U.S. officials told members of Congress that a review of PEPFAR-funded service providers in Mozambique had revealed that four nurses had performed 21 abortions since January 2021, Reuters reported this week.
While abortion is legal in that country, service providers across Africa that get funding through the President's Emergency Plan for AIDS Relief (PEPFAR) are barred under U.S. law from providing abortion services.
The State Department presented its findings to the Senate Foreign Relations Committee and House Foreign Affairs Committee this week, prompting outrage from Republicans.
The PEPFAR program, established under Republican President George W. Bush, is credited with saving more than 25 million lives over the course of two decades and was routinely funded for periods of five-years.
But in March 2024, lawmakers reauthorized PEPFAR for only one year, hindering service-provider operations from planning for long-term priorities. PEPFAR authorization expires on March 25.
The discovery that some of the funding went to services that provided abortions is likely to add extra hurdles to the program’s long-term reauthorization, especially under the trifecta of Republican control of the White House, Senate and House.
Rep. Chris Smith (R-N.J.), chair of the House Foreign Affairs Subcommittee on Africa and Global Health Security and Diplomacy Bureau, called the revelation “just the tip of the iceberg” and vowed investigations into PEPFAR’s programs.
In 2024, Smith led the effort to delay PEPFAR reauthorization over what he said was opposition to Biden administration efforts to integrate the program with sexual and reproductive health and rights services. Smith called for investigations into the Centers for Disease Control and Prevention’s (CDC) role in administering funding to service providers under PEPFAR.
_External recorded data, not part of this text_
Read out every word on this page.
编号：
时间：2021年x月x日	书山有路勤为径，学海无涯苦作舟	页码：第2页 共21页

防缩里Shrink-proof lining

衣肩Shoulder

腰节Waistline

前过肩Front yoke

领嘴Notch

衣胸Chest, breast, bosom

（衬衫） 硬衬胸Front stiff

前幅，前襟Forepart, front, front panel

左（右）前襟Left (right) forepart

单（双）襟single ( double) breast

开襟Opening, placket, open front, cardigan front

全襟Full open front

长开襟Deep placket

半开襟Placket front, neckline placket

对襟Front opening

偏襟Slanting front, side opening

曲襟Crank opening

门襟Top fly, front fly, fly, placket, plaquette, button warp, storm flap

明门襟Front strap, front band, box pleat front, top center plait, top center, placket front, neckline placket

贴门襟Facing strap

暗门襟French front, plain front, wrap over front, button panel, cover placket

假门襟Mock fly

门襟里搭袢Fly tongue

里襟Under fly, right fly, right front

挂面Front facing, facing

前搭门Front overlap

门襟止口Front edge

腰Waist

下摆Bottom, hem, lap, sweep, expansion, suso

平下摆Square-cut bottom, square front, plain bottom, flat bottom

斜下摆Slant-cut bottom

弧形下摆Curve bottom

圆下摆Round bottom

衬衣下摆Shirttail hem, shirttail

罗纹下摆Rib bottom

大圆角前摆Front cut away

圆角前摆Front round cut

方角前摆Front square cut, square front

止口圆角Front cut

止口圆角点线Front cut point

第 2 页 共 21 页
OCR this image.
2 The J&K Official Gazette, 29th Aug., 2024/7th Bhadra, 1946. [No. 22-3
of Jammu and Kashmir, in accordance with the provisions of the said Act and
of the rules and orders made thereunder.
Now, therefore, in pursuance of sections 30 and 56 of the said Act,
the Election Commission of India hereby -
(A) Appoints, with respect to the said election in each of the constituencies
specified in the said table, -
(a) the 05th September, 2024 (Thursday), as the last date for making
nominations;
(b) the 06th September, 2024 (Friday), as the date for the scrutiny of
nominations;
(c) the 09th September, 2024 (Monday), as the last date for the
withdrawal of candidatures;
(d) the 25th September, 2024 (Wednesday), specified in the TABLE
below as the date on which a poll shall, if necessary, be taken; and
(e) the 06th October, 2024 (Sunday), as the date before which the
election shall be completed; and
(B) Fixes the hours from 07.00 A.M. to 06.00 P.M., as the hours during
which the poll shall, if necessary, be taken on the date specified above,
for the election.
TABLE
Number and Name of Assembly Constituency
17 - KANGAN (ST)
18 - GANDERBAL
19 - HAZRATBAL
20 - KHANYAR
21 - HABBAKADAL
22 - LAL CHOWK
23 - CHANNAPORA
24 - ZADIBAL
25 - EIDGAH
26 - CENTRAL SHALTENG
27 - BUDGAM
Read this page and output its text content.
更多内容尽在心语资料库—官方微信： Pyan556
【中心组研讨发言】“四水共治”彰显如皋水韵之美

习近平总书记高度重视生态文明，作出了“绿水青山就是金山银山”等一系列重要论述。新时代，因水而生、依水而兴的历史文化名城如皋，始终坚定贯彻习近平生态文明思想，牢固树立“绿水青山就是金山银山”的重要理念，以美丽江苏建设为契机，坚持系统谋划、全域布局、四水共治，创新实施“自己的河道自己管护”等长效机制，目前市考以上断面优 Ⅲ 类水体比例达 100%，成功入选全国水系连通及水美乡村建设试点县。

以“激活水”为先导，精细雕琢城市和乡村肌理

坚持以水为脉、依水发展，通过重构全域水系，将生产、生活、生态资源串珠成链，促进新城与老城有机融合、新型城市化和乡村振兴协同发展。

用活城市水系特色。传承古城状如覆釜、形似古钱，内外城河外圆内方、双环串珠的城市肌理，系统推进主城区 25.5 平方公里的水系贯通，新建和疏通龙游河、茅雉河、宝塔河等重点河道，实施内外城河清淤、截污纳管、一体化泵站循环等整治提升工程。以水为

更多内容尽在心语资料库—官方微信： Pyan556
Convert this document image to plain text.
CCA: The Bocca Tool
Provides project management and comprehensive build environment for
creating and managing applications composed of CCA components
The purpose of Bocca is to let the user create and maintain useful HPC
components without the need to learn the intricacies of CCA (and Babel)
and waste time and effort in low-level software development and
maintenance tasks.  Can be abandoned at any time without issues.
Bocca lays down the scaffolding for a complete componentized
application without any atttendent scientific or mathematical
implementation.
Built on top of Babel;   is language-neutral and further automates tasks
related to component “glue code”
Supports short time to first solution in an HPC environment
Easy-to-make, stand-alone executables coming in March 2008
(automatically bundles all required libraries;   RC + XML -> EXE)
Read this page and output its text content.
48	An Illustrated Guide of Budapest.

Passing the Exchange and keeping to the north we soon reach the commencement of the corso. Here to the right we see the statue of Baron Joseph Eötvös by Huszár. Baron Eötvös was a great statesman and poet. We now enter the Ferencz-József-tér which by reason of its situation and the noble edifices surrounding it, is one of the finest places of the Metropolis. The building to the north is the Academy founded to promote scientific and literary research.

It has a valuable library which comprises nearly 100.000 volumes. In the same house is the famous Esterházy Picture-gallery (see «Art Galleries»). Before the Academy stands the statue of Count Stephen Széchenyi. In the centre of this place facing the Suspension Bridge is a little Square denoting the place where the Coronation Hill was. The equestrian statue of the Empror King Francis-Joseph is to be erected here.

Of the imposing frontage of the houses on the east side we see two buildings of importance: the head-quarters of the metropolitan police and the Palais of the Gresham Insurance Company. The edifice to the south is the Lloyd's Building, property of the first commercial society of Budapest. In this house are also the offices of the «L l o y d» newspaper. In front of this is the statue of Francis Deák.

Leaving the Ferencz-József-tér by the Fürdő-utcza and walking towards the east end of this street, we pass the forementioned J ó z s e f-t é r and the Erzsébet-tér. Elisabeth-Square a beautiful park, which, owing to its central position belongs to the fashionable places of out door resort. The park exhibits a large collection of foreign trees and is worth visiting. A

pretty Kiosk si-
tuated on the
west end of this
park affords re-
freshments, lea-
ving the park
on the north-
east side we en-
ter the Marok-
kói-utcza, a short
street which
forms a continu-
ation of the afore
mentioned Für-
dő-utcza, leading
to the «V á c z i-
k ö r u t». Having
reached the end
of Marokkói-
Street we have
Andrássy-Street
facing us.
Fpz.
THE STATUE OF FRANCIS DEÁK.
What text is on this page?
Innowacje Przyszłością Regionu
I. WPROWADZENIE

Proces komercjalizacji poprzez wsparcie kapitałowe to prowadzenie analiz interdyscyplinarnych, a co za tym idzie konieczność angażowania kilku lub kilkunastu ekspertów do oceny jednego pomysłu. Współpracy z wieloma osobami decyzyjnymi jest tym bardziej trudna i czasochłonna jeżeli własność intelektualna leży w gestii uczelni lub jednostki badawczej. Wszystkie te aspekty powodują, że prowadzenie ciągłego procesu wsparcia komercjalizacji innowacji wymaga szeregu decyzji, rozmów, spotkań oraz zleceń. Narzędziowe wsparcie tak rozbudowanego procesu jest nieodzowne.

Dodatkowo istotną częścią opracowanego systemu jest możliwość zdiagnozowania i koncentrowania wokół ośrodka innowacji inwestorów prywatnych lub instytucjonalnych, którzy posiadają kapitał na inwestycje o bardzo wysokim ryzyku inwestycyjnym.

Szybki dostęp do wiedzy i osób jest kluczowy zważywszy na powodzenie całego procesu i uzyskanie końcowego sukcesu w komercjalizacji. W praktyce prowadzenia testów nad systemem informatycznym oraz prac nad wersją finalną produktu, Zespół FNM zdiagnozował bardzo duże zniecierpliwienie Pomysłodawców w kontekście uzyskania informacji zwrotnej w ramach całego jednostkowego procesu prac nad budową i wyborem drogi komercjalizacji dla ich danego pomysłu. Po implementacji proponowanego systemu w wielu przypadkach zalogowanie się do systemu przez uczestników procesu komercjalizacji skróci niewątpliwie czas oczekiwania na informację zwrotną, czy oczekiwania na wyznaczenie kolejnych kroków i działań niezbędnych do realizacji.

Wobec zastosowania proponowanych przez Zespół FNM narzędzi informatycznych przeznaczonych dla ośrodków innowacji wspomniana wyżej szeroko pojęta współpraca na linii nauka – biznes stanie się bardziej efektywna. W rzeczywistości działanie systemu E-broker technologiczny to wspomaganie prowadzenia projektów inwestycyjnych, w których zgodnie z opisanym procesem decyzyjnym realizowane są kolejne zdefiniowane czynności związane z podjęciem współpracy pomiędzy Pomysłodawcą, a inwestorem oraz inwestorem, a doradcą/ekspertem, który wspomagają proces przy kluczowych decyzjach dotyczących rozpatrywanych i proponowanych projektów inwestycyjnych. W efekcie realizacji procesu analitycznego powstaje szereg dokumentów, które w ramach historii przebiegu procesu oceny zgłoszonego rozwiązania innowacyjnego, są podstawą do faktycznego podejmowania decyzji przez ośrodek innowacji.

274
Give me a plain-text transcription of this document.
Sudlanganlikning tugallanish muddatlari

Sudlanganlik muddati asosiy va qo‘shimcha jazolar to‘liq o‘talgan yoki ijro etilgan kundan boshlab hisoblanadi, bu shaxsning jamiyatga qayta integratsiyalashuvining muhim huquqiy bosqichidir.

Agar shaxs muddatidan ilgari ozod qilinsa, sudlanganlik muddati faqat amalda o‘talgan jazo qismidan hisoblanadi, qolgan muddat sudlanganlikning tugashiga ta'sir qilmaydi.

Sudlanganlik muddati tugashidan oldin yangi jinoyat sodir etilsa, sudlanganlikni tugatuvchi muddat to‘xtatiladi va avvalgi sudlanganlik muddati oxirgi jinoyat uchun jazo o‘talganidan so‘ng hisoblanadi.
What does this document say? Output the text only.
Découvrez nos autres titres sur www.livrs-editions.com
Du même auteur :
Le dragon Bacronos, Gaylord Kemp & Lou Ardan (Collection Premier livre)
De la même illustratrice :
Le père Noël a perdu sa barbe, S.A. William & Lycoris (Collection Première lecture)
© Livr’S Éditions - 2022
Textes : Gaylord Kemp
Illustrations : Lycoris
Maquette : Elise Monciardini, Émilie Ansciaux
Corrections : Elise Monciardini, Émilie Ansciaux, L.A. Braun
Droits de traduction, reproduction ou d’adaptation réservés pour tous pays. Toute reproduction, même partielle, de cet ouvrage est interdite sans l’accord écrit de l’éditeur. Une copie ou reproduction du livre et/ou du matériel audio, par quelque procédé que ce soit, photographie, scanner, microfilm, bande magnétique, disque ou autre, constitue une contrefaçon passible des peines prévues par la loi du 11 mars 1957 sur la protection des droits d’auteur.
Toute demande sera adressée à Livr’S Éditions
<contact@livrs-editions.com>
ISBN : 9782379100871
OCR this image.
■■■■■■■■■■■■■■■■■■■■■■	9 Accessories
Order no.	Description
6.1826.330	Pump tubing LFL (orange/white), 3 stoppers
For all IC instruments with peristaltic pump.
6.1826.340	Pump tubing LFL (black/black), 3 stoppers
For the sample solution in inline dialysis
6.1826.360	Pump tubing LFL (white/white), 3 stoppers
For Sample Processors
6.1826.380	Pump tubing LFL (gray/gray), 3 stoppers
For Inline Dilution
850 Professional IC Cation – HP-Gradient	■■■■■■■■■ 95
“The CDC’s actions are a direct violation of both the letter and spirit of the law. It is unacceptable for our government to use PEPFAR’s taxpayer dollars to promote or provide abortion, especially in a program meant to save lives from HIV/AIDS” Smith said.
The Republican chairs of the Senate Foreign Relations, House Foreign Affairs and Senate Health, Education, Labor, and Pensions committees also called for investigations.
“I will not support one dollar of American money going towards abortion anywhere in the world, and I will do all I can to ensure this never happens again,” said Sen. James Risch (R-Idaho), chair of the Senate Foreign Relations Committee.
Rep. Gregory Meeks (D-N.Y.) pushed back, saying that increased partisanship is threatening a landmark health program that has saved millions of lives in Africa.
“We don't reauthorize PEPFAR, the lives of hundreds of thousands of children will die,” he said during a panel discussion at the U.S. Institute of Peace on Tuesday.
“So not to reauthorize PEPFAR and to disregard a continent that is important, domestically to us, for the future, for the minerals, etc that we need — is dangerous to us. Because then somebody's going to step up to do it and guess who that's going to be? China.”